Şentop: Yargı paketlerini ve infaz düzenlemesini bekledik, aksi halde 5 ismin vekilliği düşecekti
'AYM’ye bireysel başvurusu var ama o kesinleşmeye engel değil'
TBMM Başkanı Mustafa Şentop, CHP İstanbul Milletvekili Enis Berberoğlu, HDP Diyarbakır Milletvekili Musa Farisoğulları ve Hakkari Milletvekili Leyla Güven’in milletvekilliklerinin düşürülmesine ilişkin Habertürk'ten Kübra Par'ın sorularını yanıtladı.
'Eğer Yargıtay kararı yeterli ise neden bugüne kadar Genel Kurul’a getirilmedi?

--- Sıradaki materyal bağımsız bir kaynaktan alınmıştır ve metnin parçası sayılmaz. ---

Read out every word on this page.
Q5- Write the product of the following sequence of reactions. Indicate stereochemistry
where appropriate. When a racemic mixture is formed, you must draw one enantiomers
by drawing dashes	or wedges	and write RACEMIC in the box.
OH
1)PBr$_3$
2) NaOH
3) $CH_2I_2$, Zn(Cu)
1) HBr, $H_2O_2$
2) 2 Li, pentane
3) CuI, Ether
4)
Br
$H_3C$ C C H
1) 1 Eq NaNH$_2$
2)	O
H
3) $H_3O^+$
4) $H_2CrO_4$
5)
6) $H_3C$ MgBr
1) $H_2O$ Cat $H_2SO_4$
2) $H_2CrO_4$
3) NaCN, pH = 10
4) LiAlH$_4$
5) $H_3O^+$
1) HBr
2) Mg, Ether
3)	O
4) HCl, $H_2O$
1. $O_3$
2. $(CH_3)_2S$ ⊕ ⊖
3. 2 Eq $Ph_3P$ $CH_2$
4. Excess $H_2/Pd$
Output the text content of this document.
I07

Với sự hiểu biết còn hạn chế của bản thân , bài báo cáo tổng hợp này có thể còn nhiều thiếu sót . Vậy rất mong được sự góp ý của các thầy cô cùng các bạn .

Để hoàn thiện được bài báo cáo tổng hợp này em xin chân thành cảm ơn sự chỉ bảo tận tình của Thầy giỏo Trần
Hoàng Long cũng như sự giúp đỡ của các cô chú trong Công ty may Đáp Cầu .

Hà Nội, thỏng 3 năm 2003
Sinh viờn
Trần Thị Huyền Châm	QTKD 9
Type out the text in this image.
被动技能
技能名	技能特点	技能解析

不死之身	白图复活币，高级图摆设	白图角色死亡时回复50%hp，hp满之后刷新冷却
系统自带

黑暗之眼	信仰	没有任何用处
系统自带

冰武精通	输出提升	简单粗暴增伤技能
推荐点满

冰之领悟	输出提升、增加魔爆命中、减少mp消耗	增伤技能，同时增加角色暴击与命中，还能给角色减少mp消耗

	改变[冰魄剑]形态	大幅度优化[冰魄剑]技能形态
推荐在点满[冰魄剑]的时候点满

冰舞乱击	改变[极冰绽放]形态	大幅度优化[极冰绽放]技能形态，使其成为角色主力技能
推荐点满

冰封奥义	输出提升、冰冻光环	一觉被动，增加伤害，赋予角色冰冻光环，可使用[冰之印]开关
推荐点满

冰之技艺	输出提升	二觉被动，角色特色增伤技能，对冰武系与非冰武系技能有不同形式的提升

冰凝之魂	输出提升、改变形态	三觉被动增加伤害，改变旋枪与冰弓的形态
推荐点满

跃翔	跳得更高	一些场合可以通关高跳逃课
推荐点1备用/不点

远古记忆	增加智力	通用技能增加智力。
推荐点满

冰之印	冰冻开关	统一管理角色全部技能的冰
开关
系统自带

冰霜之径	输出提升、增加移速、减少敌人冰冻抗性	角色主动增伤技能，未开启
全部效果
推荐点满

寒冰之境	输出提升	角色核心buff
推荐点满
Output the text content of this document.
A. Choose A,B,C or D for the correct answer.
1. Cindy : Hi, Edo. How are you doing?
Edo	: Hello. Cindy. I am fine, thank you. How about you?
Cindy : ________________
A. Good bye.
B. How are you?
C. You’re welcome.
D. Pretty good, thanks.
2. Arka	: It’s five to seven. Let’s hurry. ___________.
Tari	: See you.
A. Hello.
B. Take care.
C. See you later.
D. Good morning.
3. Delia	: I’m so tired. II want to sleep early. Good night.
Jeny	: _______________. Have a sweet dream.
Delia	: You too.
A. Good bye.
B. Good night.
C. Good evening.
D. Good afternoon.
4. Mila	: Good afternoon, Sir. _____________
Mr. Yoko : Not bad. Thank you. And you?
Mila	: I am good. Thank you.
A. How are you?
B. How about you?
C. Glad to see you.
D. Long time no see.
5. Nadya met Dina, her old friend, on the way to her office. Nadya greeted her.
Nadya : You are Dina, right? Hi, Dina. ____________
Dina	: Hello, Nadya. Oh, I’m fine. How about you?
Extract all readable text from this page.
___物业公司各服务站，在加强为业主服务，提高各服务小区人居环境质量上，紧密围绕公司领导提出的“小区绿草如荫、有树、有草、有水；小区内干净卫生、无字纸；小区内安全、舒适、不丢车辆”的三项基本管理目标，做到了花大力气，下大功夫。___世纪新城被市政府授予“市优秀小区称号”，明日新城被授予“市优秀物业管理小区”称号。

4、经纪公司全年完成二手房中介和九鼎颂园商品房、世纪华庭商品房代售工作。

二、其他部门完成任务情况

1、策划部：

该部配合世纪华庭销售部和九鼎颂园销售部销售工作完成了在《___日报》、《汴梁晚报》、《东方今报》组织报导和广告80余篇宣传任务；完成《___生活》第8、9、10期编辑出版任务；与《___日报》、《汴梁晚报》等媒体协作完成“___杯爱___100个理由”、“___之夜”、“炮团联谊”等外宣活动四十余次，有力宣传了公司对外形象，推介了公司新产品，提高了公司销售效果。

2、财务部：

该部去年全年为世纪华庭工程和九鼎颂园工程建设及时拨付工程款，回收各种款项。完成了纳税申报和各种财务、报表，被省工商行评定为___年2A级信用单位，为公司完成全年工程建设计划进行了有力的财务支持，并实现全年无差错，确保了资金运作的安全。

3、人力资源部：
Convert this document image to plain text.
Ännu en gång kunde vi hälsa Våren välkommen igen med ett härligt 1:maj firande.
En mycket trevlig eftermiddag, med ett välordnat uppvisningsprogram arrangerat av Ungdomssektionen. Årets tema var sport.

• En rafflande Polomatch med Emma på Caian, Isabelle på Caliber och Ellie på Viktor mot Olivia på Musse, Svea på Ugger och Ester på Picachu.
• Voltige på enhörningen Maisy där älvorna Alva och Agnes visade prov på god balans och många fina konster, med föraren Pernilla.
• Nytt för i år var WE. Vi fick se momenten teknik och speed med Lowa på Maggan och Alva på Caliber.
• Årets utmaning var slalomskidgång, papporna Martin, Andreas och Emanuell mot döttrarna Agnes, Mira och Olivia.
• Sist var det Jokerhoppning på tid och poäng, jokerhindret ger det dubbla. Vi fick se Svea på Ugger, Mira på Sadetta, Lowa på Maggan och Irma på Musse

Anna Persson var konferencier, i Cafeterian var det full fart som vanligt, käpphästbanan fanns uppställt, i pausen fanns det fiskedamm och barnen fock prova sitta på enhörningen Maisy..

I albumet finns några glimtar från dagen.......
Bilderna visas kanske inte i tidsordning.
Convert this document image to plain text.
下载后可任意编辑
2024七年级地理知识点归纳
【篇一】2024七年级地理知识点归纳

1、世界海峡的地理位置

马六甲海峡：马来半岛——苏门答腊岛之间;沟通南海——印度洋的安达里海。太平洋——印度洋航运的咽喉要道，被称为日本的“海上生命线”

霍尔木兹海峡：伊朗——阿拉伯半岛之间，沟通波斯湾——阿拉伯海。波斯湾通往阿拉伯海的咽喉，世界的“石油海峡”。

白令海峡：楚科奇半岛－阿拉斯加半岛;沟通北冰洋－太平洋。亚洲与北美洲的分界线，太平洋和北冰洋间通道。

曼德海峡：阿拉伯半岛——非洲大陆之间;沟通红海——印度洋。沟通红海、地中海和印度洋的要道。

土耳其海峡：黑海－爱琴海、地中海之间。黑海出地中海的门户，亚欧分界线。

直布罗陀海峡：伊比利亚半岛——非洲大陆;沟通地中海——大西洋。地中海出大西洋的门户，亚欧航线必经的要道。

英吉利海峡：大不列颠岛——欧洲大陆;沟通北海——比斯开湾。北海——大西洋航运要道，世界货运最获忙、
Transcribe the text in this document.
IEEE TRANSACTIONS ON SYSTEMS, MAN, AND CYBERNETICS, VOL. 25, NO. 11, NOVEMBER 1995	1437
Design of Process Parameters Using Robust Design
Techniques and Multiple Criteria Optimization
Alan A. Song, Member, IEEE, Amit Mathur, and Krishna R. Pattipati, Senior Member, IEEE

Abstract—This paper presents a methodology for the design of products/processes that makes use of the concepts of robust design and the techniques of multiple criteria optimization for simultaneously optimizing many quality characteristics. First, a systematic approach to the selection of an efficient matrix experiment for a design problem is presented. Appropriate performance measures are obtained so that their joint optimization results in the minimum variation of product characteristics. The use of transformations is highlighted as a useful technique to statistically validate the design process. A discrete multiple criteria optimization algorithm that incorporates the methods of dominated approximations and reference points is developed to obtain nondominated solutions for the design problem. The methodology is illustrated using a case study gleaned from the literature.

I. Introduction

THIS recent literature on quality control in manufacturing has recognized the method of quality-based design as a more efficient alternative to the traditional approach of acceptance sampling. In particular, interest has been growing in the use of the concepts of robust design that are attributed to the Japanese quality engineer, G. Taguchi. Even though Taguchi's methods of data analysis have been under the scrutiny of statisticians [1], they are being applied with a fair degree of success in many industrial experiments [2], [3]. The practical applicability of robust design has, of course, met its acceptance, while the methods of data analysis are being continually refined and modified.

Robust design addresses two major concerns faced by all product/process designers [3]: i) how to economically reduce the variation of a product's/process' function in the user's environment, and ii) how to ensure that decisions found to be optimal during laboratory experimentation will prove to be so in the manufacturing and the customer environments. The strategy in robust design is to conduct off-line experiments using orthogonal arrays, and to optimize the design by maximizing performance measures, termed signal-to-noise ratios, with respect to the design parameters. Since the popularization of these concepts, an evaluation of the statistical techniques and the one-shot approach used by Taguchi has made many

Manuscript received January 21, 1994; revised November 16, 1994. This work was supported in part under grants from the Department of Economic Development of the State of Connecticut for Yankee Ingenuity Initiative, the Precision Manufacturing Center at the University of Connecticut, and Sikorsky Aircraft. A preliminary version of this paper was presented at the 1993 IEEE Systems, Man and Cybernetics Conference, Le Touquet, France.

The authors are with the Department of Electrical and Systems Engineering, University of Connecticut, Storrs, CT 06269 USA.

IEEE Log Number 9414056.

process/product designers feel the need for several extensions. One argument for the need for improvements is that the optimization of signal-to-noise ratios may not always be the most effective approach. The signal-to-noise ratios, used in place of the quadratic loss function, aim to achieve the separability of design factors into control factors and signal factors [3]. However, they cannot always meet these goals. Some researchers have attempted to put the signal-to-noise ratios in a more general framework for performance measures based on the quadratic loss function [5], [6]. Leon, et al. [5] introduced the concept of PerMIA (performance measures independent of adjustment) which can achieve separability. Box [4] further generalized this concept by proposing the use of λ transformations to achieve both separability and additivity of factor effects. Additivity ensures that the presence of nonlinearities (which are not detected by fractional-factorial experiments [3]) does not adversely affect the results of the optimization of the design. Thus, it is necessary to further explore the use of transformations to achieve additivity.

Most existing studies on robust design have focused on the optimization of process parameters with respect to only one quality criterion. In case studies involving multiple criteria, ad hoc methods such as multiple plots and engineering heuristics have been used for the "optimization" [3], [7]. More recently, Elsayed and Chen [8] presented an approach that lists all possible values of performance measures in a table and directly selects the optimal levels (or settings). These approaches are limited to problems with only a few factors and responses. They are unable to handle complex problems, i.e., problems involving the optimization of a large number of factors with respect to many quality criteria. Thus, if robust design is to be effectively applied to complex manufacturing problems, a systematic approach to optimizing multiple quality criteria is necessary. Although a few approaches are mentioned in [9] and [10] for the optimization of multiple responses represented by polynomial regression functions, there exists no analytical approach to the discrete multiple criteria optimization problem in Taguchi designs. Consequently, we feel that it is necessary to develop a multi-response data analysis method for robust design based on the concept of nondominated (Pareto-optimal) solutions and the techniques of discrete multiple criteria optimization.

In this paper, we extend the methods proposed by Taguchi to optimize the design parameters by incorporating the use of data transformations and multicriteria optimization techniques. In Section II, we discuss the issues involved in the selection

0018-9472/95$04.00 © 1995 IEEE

Yargı kararı bekletilebilir mi? Bekletilebilirse ne oldu da dönem sonu beklenmeden şimdi gündeme taşındı?'
Hukukçu olmadıkları için anlamıyorlar. Karışıklık şuradan çıkıyor. Anayasanın bir 83. Maddesi var bir de 84. Maddesi var. 83 dokunulmazlık, 84 milletvekili dokunulmazlığının düşmesiyle alakalı. İkisinde farklı hükümler var. 83. Madde'de 'Alınan cezanın infazı dönem sonuna bırakılır' deniliyor. 84’te ise 'Hakkında kesin hüküm verilmiş milletvekiliyle ilgili karar Genel Kurul’a bildirilir' deniliyor. Bu ikisi aynı şey gibi zannediliyor. Halbuki yazımda bir problem var. Milli Güvenlik Konseyi zamanında bir anlatım bozukluğu ortaya çıkmış. Fakat gerek o dönemki hukukçular, gerek sonraki Anayasa hukukçuları bu ikisinin farklı şeyler olduğunu söylüyorlar. 83. madde 'Milletvekili olmaya engel olmayan suçların infazı milletvekilliği sonrasına bırakılır' anlamına geliyor. Hukuki yorumu bu. Yani 1 yılın altında ve Anayasa'nın 76. maddesinde belirtilen suçlardan ceza almışsa -mesela terör suçları ve yüz kızartıcı suçlar değilse- örneğin basit yaralama söz konusuysa, infaz dönem sonrasına bırakılır.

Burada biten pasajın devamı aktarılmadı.